Conclusa la visita della Commissione Ecomafie: preoccupazione per la situazione di Augusta

Nel Comune megarese, come dichiarato dal sindaco, la rete idrica necessita di manutenzione e vista l'assenza di un depuratore anche l'ospedale scarica i propri reflui in rada

La commissione parlamentare d’inchiesta sulle attività illecite connesse al ciclo dei rifiuti e su illeciti ambientali a esse correlati ha concluso il suo ciclo di audizioni nella Prefettura di Catania. Nella giornata di giovedì la commissione ha audito i rappresentanti di Arpa Sicilia: il direttore generale Francesco Vazzana, il direttore tecnico Vincenzo Infantino, e il dirigente della struttura Controlli Salvatore Caldara, accompagnati da tecnici delle strutture territoriali di Catania, Messina e Siracusa.

Ieri mattina, invece, sono stati sentiti il vice prefetto vicario di Siracusa, Filippo Romano, il vice sindaco di Siracusa, Pietro Coppa, i sindaci di Messina Cateno De Luca, di Augusta Cettina Di Pietro e di Milazzo, Giovanni Formica, oltre al presidente di Sicindustria Messina Ivo Blandina.

Dall’audizione dei rappresentanti Arpa è emerso che a livello regionale, per quanto riguarda i controlli negli impianti di depurazione, l’agenzia non riesce a soddisfare le frequenze previste dal Testo unico ambientale a causa della carenza del personale. Secondo quanto dichiarato, circa il 75% dei depuratori viene controllato almeno una volta l’anno, dando precedenza agli impianti con capacità di almeno 50mila abitanti equivalenti. Sempre secondo quanto riferito, circa il 50% dei controlli ha dato origine a proposte di sanzioni amministrative.
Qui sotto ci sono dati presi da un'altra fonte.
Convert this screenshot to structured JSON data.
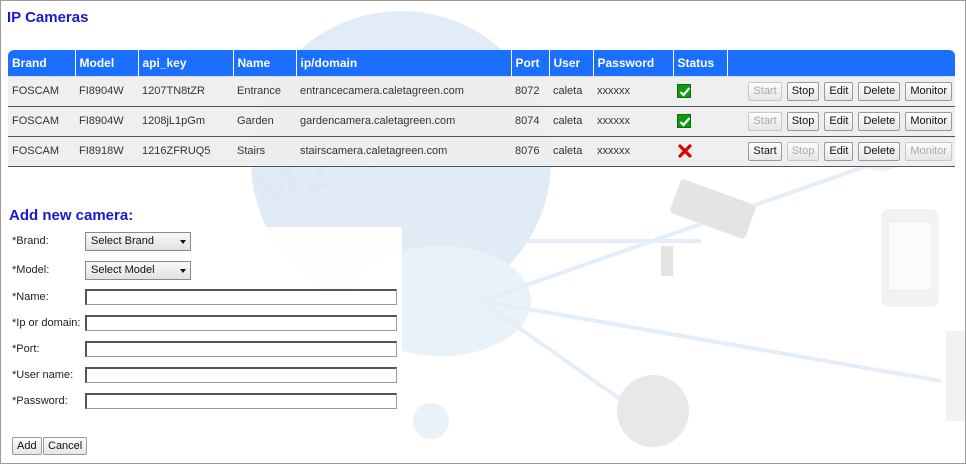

Durante l’audizione dei rappresentanti di Arpa è stata inoltre fatta una panoramica degli impianti di depurazione della Sicilia orientale.

Il viceprefetto vicario di Siracusa, Filippo Romano, ha dichiarato che sul territorio di sua competenza si registra un allarme sociale connesso alla percezione dell’inquinamento da parte della popolazione. Gli amministratori locali hanno riferito in merito alla depurazione delle acque reflue sul loro territorio. In particolare il sindaco di Messina, Cateno De Luca, accompagnato dall’assessore all’Ambiente, Dafne Musolino, e dal presidente di Anam, Salvo Puccio, ha parlato delle ordinanze emesse dal Comune riguardanti sia gli scarichi abusivi nel lago di Ganzirri sia quelli nei torrenti.

Il sindaco di Augusta, Maria Concetta Di Pietro, ha spiegato che nella città la rete idrica versa in cattive condizioni, senza interventi di manutenzione da anni. Ad Augusta, inoltre, non c’è un depuratore delle acque reflue urbane e, secondo quanto detto dal sindaco, anche l’ospedale Muscatello scarica i propri reflui nella rada. Il primo cittadino megarese ha evidenziato come, nonostante le ordinanze di divieto, si continui a pescare nella rada pesce con elevati livelli di mercurio e per questo inadatto all’alimentazione umana.

La commissione tornerà in Sicilia per audizioni e sopralluoghi nella parte occidentale della Regione. “In Sicilia orientale – dice il presidente della commissione, Stefano Vignaroli – abbiamo trovato una situazione molto grave, in cui si fa ben poco per tutelare il mare, una risorsa fondamentale. Un esempio su tutti è Augusta, dove scarica a mare anche l’Ospedale. Vorrei anche evidenziare la questione delle autorizzazioni. L’83% dei depuratori reflui urbani opera senza autorizzazione in corso di validità. I tempi per il rilascio da parte della Regione sono lunghi e capita anche che chi chiede l’autorizzazione lo faccia senza prima preoccuparsi di mettere tutto in regola per avere i requisiti“.